Romina lo denuncia, ma deve fare i conti con una vita in frantumi: una storia d’amore fallita, un virus di cui ha notizie frammentarie, un lungo ricovero in ospedale. Oggi si dice delusa non solo da Claudio, ma da tutte le persone che sapevano che lui era malato e non l’hanno avvertita. «Troppe bugie. Se con i farmaci antiretrovirali tengo a bada quel mostro che è dentro di me, lo stesso non posso dire per le ferite dell’anima, che faticano a rimarginarsi.

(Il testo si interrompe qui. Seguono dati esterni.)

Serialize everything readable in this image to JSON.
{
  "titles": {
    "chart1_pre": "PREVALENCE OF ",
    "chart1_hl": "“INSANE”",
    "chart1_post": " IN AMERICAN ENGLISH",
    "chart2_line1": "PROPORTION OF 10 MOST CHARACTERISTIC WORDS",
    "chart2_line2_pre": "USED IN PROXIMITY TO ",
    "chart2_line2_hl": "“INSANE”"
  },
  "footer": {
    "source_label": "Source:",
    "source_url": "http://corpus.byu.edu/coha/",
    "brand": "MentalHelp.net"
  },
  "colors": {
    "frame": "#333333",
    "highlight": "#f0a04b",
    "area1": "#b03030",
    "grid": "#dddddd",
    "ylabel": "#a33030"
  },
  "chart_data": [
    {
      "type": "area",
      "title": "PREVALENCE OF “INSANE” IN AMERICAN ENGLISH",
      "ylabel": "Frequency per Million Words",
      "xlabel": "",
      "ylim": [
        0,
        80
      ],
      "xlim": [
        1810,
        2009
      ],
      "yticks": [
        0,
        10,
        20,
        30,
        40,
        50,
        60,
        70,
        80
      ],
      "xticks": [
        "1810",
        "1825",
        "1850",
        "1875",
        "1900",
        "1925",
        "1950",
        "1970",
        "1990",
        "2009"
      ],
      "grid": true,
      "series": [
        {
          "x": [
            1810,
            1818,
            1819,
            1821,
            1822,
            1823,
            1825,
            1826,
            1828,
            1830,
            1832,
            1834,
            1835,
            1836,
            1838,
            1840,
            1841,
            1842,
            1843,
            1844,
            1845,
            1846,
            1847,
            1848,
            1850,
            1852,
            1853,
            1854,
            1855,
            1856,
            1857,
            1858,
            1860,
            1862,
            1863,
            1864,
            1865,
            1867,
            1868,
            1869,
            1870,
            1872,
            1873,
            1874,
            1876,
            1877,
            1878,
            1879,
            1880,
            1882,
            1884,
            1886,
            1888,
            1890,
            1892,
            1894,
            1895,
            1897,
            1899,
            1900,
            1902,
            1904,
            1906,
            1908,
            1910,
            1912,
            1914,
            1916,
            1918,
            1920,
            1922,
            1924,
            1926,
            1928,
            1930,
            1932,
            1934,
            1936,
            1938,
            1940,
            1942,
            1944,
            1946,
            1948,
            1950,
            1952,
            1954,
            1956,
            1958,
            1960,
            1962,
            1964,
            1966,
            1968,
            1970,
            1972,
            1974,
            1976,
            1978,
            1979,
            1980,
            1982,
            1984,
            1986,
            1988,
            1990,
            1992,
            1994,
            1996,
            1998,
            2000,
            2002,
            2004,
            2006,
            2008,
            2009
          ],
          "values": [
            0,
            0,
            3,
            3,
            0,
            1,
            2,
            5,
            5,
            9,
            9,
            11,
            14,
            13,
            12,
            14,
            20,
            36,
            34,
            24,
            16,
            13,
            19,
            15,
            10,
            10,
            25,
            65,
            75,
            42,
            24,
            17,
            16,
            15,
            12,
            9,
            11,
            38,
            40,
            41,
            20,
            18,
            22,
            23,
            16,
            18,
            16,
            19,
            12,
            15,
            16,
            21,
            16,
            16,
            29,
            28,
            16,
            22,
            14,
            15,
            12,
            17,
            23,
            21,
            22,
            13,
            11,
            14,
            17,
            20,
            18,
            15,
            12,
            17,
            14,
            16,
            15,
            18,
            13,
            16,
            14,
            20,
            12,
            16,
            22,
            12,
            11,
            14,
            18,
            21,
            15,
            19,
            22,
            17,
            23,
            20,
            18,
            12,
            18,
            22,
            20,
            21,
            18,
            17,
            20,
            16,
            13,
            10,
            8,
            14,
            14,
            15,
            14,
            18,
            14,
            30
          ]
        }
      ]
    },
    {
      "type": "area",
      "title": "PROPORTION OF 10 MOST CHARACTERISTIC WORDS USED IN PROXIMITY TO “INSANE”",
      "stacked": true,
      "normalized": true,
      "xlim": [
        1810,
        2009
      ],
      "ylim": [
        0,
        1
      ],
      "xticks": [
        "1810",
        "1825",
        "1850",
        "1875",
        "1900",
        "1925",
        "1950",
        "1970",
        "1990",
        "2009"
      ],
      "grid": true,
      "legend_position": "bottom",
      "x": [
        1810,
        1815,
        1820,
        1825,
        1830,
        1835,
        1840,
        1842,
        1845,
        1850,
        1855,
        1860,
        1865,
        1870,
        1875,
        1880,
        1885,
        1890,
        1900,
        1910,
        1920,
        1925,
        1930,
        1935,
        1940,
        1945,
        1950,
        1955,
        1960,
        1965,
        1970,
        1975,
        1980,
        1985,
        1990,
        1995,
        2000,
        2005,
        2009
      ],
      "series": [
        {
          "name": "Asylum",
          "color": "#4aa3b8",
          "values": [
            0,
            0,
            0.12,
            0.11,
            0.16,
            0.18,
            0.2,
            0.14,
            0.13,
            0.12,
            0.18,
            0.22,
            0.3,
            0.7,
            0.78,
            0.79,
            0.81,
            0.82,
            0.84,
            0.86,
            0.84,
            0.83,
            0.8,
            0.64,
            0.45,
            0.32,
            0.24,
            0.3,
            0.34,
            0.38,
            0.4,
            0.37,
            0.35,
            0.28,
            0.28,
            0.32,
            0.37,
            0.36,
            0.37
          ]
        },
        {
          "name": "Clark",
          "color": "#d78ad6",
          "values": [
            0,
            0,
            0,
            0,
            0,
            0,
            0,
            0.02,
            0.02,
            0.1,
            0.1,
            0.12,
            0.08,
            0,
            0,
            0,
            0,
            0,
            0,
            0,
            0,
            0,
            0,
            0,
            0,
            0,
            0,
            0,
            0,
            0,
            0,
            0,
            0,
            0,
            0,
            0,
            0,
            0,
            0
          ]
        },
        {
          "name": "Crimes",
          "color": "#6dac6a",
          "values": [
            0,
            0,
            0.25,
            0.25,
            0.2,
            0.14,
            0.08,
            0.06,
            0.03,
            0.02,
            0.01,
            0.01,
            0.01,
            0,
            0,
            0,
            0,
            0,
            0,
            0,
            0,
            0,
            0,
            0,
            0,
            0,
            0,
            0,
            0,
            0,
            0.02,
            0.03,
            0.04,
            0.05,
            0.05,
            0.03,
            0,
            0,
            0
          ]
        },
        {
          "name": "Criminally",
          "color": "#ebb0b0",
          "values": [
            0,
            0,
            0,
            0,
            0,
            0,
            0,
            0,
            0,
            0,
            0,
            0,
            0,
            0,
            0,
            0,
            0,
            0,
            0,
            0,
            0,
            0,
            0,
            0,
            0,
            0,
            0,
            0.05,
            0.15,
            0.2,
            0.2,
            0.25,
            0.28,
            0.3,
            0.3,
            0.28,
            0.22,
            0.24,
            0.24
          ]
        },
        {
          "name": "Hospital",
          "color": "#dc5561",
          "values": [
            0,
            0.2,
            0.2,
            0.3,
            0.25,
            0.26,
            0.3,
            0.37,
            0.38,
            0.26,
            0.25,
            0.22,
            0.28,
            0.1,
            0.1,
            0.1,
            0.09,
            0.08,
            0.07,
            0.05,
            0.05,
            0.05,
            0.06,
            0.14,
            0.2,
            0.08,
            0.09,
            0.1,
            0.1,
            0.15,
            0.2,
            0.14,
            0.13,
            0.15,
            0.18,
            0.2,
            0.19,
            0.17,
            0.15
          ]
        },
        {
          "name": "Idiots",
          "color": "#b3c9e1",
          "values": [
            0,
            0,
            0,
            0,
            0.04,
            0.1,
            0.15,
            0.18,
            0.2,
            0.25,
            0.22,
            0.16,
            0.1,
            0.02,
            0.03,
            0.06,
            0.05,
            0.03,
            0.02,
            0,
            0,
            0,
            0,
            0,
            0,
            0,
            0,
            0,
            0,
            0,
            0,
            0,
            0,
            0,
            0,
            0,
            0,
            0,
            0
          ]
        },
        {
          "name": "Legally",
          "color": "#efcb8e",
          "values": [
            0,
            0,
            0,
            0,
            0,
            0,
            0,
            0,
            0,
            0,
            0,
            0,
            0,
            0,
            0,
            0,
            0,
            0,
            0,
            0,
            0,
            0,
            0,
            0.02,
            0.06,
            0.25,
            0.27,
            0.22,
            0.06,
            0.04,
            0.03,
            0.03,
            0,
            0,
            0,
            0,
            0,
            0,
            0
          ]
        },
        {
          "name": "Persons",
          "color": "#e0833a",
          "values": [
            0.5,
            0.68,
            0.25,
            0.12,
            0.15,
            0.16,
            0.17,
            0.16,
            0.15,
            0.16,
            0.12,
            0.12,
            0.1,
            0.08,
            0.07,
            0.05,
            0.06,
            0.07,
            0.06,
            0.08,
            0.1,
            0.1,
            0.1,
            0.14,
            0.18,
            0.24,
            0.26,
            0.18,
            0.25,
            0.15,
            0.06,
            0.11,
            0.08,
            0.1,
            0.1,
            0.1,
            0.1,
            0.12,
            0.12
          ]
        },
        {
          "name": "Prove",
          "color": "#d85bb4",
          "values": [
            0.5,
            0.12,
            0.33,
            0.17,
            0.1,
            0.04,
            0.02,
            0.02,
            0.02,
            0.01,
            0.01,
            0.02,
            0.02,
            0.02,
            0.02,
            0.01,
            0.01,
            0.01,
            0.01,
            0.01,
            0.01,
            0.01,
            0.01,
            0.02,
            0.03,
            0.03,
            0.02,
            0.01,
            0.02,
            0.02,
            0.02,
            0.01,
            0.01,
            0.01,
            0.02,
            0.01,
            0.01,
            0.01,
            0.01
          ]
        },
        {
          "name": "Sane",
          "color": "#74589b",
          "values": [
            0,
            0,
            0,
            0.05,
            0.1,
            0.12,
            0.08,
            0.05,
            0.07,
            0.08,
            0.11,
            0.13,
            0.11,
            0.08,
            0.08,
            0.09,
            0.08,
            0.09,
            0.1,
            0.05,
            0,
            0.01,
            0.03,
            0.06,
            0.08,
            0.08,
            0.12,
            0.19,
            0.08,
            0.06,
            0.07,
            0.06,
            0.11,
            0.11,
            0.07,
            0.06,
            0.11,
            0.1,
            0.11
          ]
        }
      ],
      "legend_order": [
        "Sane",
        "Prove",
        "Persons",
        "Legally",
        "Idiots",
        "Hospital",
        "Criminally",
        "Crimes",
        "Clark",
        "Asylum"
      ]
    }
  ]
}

Dalle indagini è emerso che la sua vita era tutt’altro che morigerata. Da circa 10 anni frequentava siti web dedicati agli incontri sessuali sia con uomini sia con donne: ne ha dichiarati 200. Mi sarei aspettata solidarietà dalle altre persone che Claudio ha contagiato, ma non si sono fatte sentire. Invece abbiamo il dovere di sensibilizzare sui pericoli del virus e sulla necessità di estendere il più possibile il test per l’Hiv».